Hayek's 'Fatal Conceit' Is Explained Much More In The Divine Economy Theory.

One of the things that I find interesting about the general response to some of the terminology in the divine economy theory is a disconnect - in the minds of those who act like the terminology is incomprehensible - with the essence of classical liberalism and Austrian economics in the literature. I am not sure when Hayek first mentioned 'fatal conceit' or if he is the true originator of the term but I am curious about the reaction and response that he got when he laid it out with clarity. Was the new terminology received well?

Of course Fredrich von Hayek was a renowned scholar and academic which I am sure aided in the acceptance of the idea of 'fatal conceit' but nevertheless during his career Hayek deviated from pure subjectivism. He was a socialist and an empiricist when he read Socialism by Ludwig von Mises and he immediately recognized the fact that interventionism is error-based. His occasional weakness in championing subjectivism may be attributed to his earlier ingrained ideological leanings or maybe it was the consequence of the tendency towards atheism in academia. Humans as unique creatures with the potential to mirror all the virtues or attributes of God is the true essence of their subjective nature, but academia in these - the Dark Ages of economics - has a difficult time permitting such a realization.

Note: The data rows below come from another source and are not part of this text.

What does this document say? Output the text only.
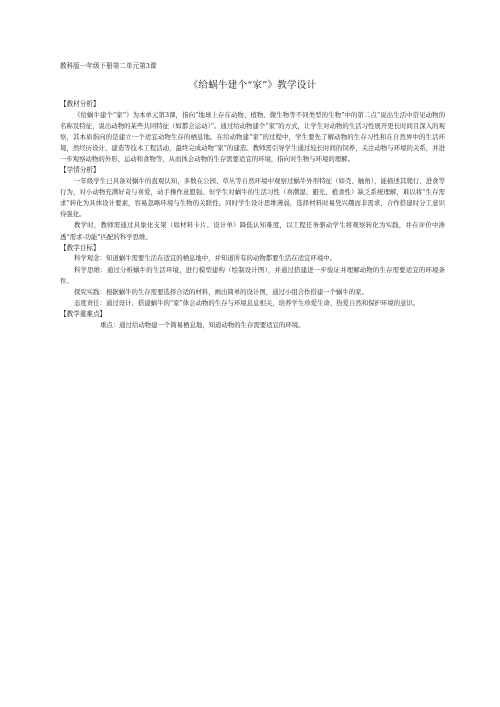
教科版一年级下册第二单元第3课
《给蜗牛建个“家”》教学设计
【教材分析】

《给蜗牛建个“家”》为本单元第3课，指向“地球上存在动物、植物、微生物等不同类型的生物”中的第二点“说出生活中常见动物的名称及特征，说出动物的某些共同特征（如都会运动）”。通过给动物建个“家”的方式，让学生对动物的生活习性展开更长时间且深入的观察，其本质指向的是建立一个适宜动物生存的栖息地。在给动物建“家”的过程中，学生要先了解动物的生存习性和在自然界中的生活环境，然经历设计、建造等技术工程活动，最终完成动物“家”的建造。教师需引导学生通过较长时间的饲养，关注动物与环境的关系，并进一步观察动物的外形、运动和食物等，从而体会动物的生存需要适宜的环境，指向对生物与环境的理解。

【学情分析】

一年级学生已具备对蜗牛的直观认知，多数在公园、草丛等自然环境中观察过蜗牛外形特征（如壳、触角），能描述其爬行、进食等行为，对小动物充满好奇与喜爱，动手操作意愿强。但学生对蜗牛的生活习性（喜潮湿、避光、植食性）缺乏系统理解，难以将“生存需求”转化为具体设计要素，容易忽略环境与生物的关联性。同时学生设计思维薄弱，选择材料时易凭兴趣而非需求，合作搭建时分工意识待强化。

教学时，教师需通过具象化支架（如材料卡片、设计单）降低认知难度，以工程任务驱动学生将观察转化为实践，并在评价中渗透“需求-功能”匹配的科学思维。

【教学目标】

科学观念：知道蜗牛需要生活在适宜的栖息地中，并知道所有的动物都要生活在适宜环境中。

科学思维：通过分析蜗牛的生活环境，进行模型建构（绘制设计图），并通过搭建进一步验证并理解动物的生存需要适宜的环境条件。

探究实践：根据蜗牛的生存需要选择合适的材料，画出简单的设计图，通过小组合作搭建一个蜗牛的家。

态度责任：通过设计、搭建蜗牛的“家”体会动物的生存与环境息息相关，培养学生珍爱生命、热爱自然和保护环境的意识。

【教学重难点】

重点：通过给动物建一个简易栖息地，知道动物的生存需要适宜的环境。
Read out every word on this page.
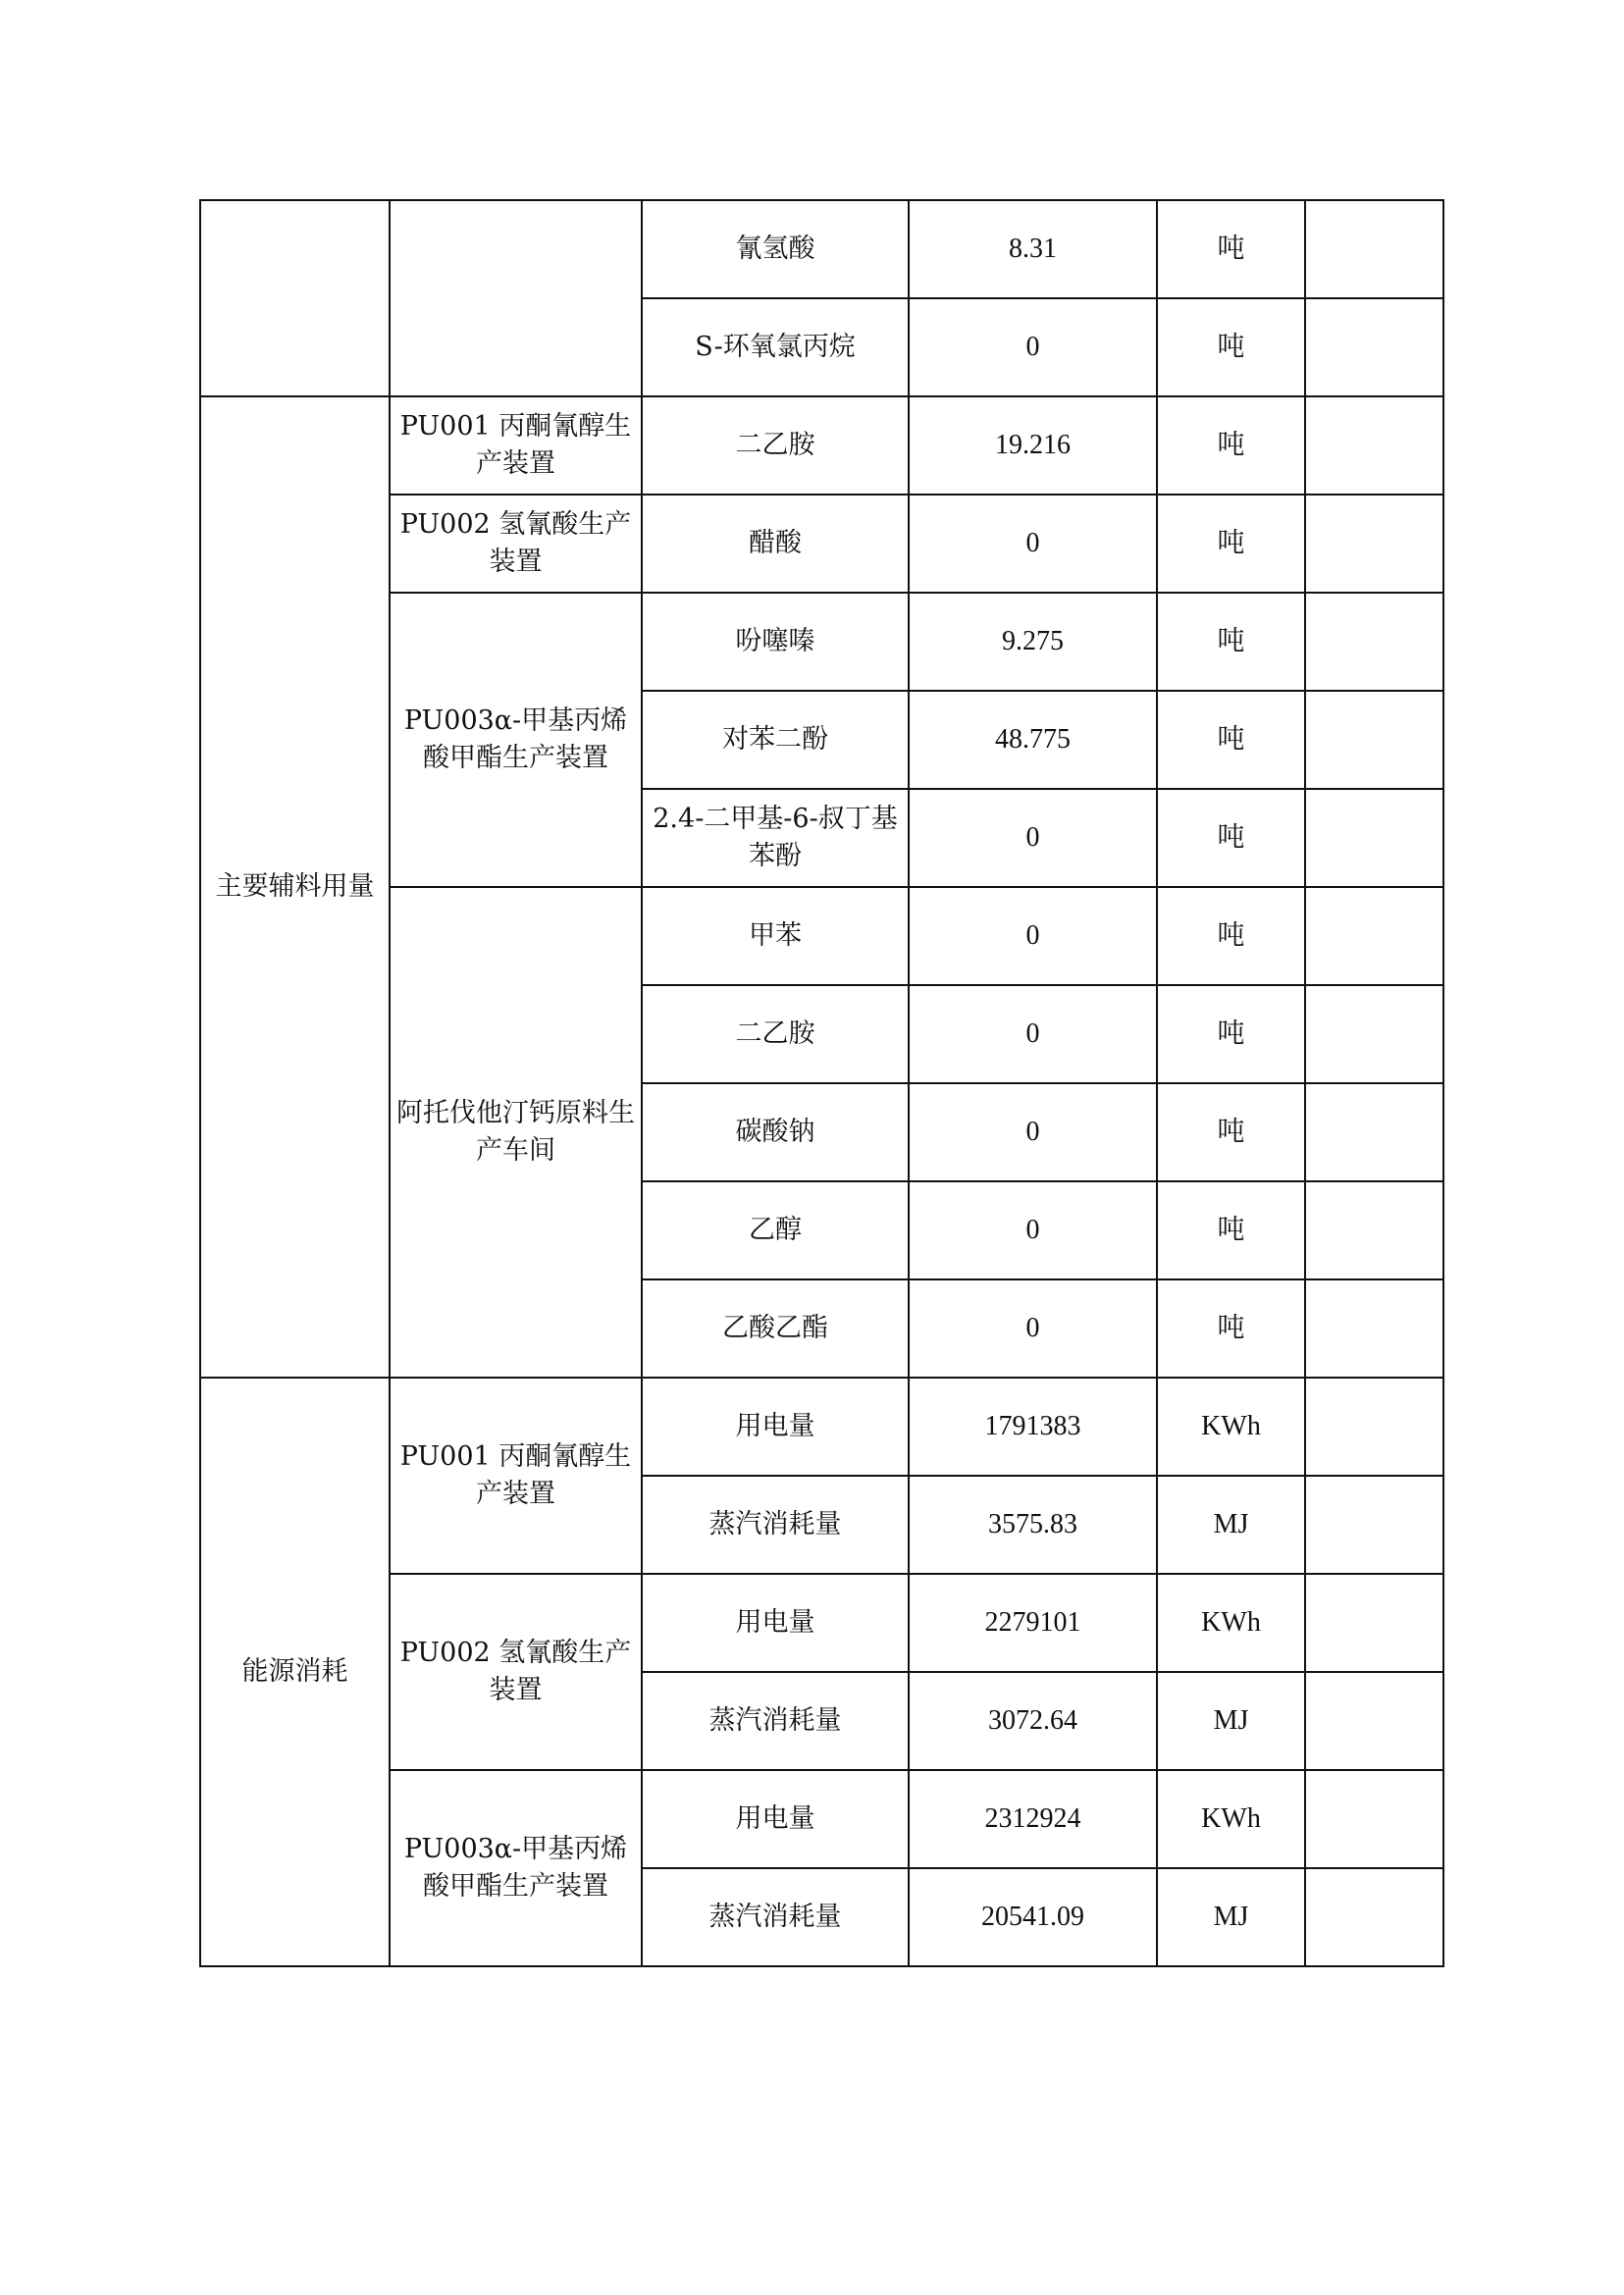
		氰氢酸	8.31	吨	
		S-环氧氯丙烷	0	吨	
主要辅料用量	PU001 丙酮氰醇生产装置	二乙胺	19.216	吨	
	PU002 氢氰酸生产装置	醋酸	0	吨	
	PU003α-甲基丙烯酸甲酯生产装置	吩噻嗪	9.275	吨	
		对苯二酚	48.775	吨	
		2.4-二甲基-6-叔丁基苯酚	0	吨	
	阿托伐他汀钙原料生产车间	甲苯	0	吨	
		二乙胺	0	吨	
		碳酸钠	0	吨	
		乙醇	0	吨	
		乙酸乙酯	0	吨	
能源消耗	PU001 丙酮氰醇生产装置	用电量	1791383	KWh	
		蒸汽消耗量	3575.83	MJ	
	PU002 氢氰酸生产装置	用电量	2279101	KWh	
		蒸汽消耗量	3072.64	MJ	
	PU003α-甲基丙烯酸甲酯生产装置	用电量	2312924	KWh	
		蒸汽消耗量	20541.09	MJ	
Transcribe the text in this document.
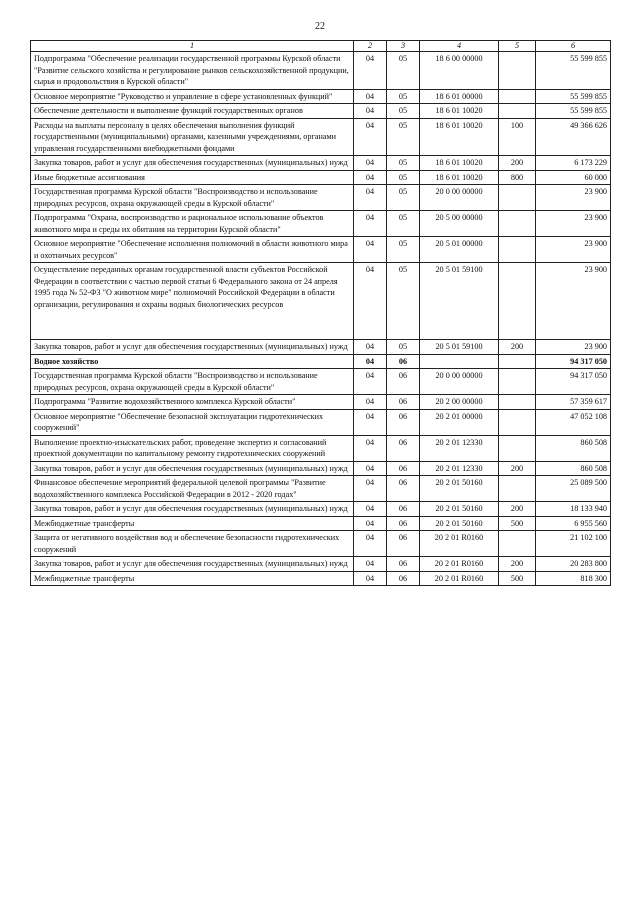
22
1	2	3	4	5	6
Подпрограмма "Обеспечение реализации государственной программы Курской области "Развитие сельского хозяйства и регулирование рынков сельскохозяйственной продукции, сырья и продовольствия в Курской области"	04	05	18 6 00 00000		55 599 855
Основное мероприятие "Руководство и управление в сфере установленных функций"	04	05	18 6 01 00000		55 599 855
Обеспечение деятельности и выполнение функций государственных органов	04	05	18 6 01 10020		55 599 855
Расходы на выплаты персоналу в целях обеспечения выполнения функций государственными (муниципальными) органами, казенными учреждениями, органами управления государственными внебюджетными фондами	04	05	18 6 01 10020	100	49 366 626
Закупка товаров, работ и услуг для обеспечения государственных (муниципальных) нужд	04	05	18 6 01 10020	200	6 173 229
Иные бюджетные ассигнования	04	05	18 6 01 10020	800	60 000
Государственная программа Курской области "Воспроизводство и использование природных ресурсов, охрана окружающей среды в Курской области"	04	05	20 0 00 00000		23 900
Подпрограмма "Охрана, воспроизводство и рациональное использование объектов животного мира и среды их обитания на территории Курской области"	04	05	20 5 00 00000		23 900
Основное мероприятие "Обеспечение исполнения полномочий в области животного мира и охотничьих ресурсов"	04	05	20 5 01 00000		23 900
Осуществление переданных органам государственной власти субъектов Российской Федерации в соответствии с частью первой статьи 6 Федерального закона от 24 апреля 1995 года № 52-ФЗ "О животном мире" полномочий Российской Федерации в области организации, регулирования и охраны водных биологических ресурсов	04	05	20 5 01 59100		23 900
Закупка товаров, работ и услуг для обеспечения государственных (муниципальных) нужд	04	05	20 5 01 59100	200	23 900
Водное хозяйство	04	06			94 317 050
Государственная программа Курской области "Воспроизводство и использование природных ресурсов, охрана окружающей среды в Курской области"	04	06	20 0 00 00000		94 317 050
Подпрограмма "Развитие водохозяйственного комплекса Курской области"	04	06	20 2 00 00000		57 359 617
Основное мероприятие "Обеспечение безопасной эксплуатации гидротехнических сооружений"	04	06	20 2 01 00000		47 052 108
Выполнение проектно-изыскательских работ, проведение экспертиз и согласований проектной документации по капитальному ремонту гидротехнических сооружений	04	06	20 2 01 12330		860 508
Закупка товаров, работ и услуг для обеспечения государственных (муниципальных) нужд	04	06	20 2 01 12330	200	860 508
Финансовое обеспечение мероприятий федеральной целевой программы "Развитие водохозяйственного комплекса Российской Федерации в 2012 - 2020 годах"	04	06	20 2 01 50160		25 089 500
Закупка товаров, работ и услуг для обеспечения государственных (муниципальных) нужд	04	06	20 2 01 50160	200	18 133 940
Межбюджетные трансферты	04	06	20 2 01 50160	500	6 955 560
Защита от негативного воздействия вод и обеспечение безопасности гидротехнических сооружений	04	06	20 2 01 R0160		21 102 100
Закупка товаров, работ и услуг для обеспечения государственных (муниципальных) нужд	04	06	20 2 01 R0160	200	20 283 800
Межбюджетные трансферты	04	06	20 2 01 R0160	500	818 300
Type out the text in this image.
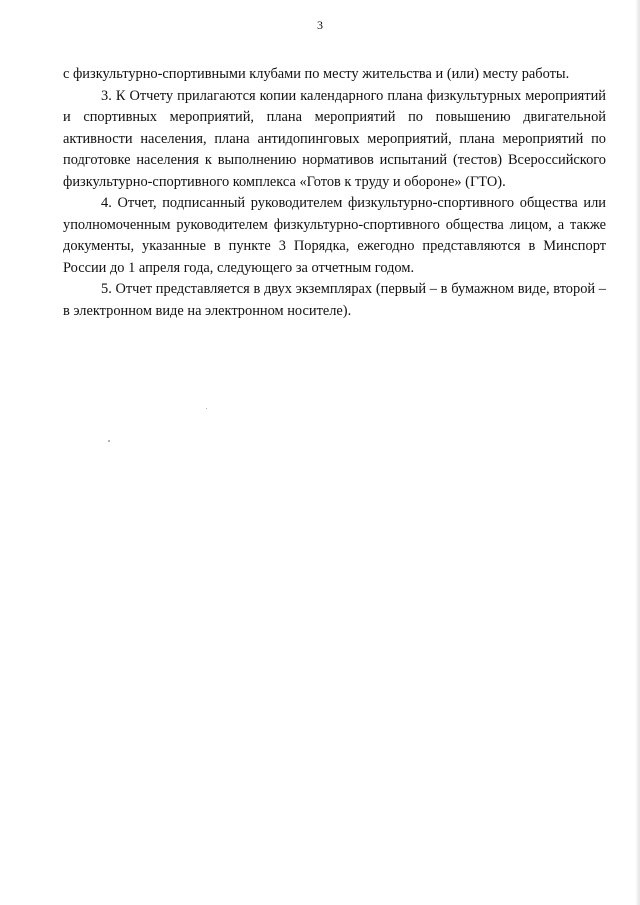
3

с физкультурно-спортивными клубами по месту жительства и (или) месту работы.

3. К Отчету прилагаются копии календарного плана физкультурных мероприятий и спортивных мероприятий, плана мероприятий по повышению двигательной активности населения, плана антидопинговых мероприятий, плана мероприятий по подготовке населения к выполнению нормативов испытаний (тестов) Всероссийского физкультурно-спортивного комплекса «Готов к труду и обороне» (ГТО).

4. Отчет, подписанный руководителем физкультурно-спортивного общества или уполномоченным руководителем физкультурно-спортивного общества лицом, а также документы, указанные в пункте 3 Порядка, ежегодно представляются в Минспорт России до 1 апреля года, следующего за отчетным годом.

5. Отчет представляется в двух экземплярах (первый – в бумажном виде, второй – в электронном виде на электронном носителе).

Back to fatal conceit, Hayek lays out the following:

"The curious task of economics is to demonstrate to men how little they really know about what they imagine they can design. To the naive mind that can conceive of order only as the product of deliberate arrangement, it may seem absurd that in complex conditions order, and adaptation to the unknown, can be achieved more effectively by decentralizing decisions and that a division of authority will actually extend the possibility of overall order. Yet that decentralization actually leads to more information being taken into account."
The Fatal Conceit : The Errors of Socialism (1988), p. 76
 
The delusion of 'the naïve mind' 'that can conceive of order only as the product of deliberate arrangement' is driven by something. Of course there is ignorance of what reality is like but something drives the possessor of the naïve mind; something that stirs up enough arrogance to presume that a finite mind can comprehend what is relatively infinite and to presume that justice can come from such a puny comprehension. The ego (there is a duality to ego in humans) that blinds a human to his/her own limitations, and at the same time represents a denial of the All-Knowing and All-Merciful God, has always been a part of the dual nature of humans and in Scriptures of old it has been called satan.
 
In the divine economy theory fatal conceit is explained more thoroughly. All interventionism is ego-driven and all reasoning used to justify interventionism is ego-driven interpretation.
 
Ironically the moral relativism that emerged when classical liberalism was attacked by the State is also responsible for the fallacy that claims that wertfrei requires the separation of science and religion. And so hand-in-hand interventionism and atheism destroy economic science and civilization.
 
Ego-driven interventionism and ego-driven interpretation explain in much greater detail the invalidity and the immorality of the fatal conceit. What this means is that if you think that the scientific works of Fredrich von Hayek are important for the cause of liberty then the divine economy theory is at least as important! As a scholar or as a scientist or simply as a subjective human being interested in an greater understanding of human action you do not want to ignore the discoveries uncovered in the divine economy theory.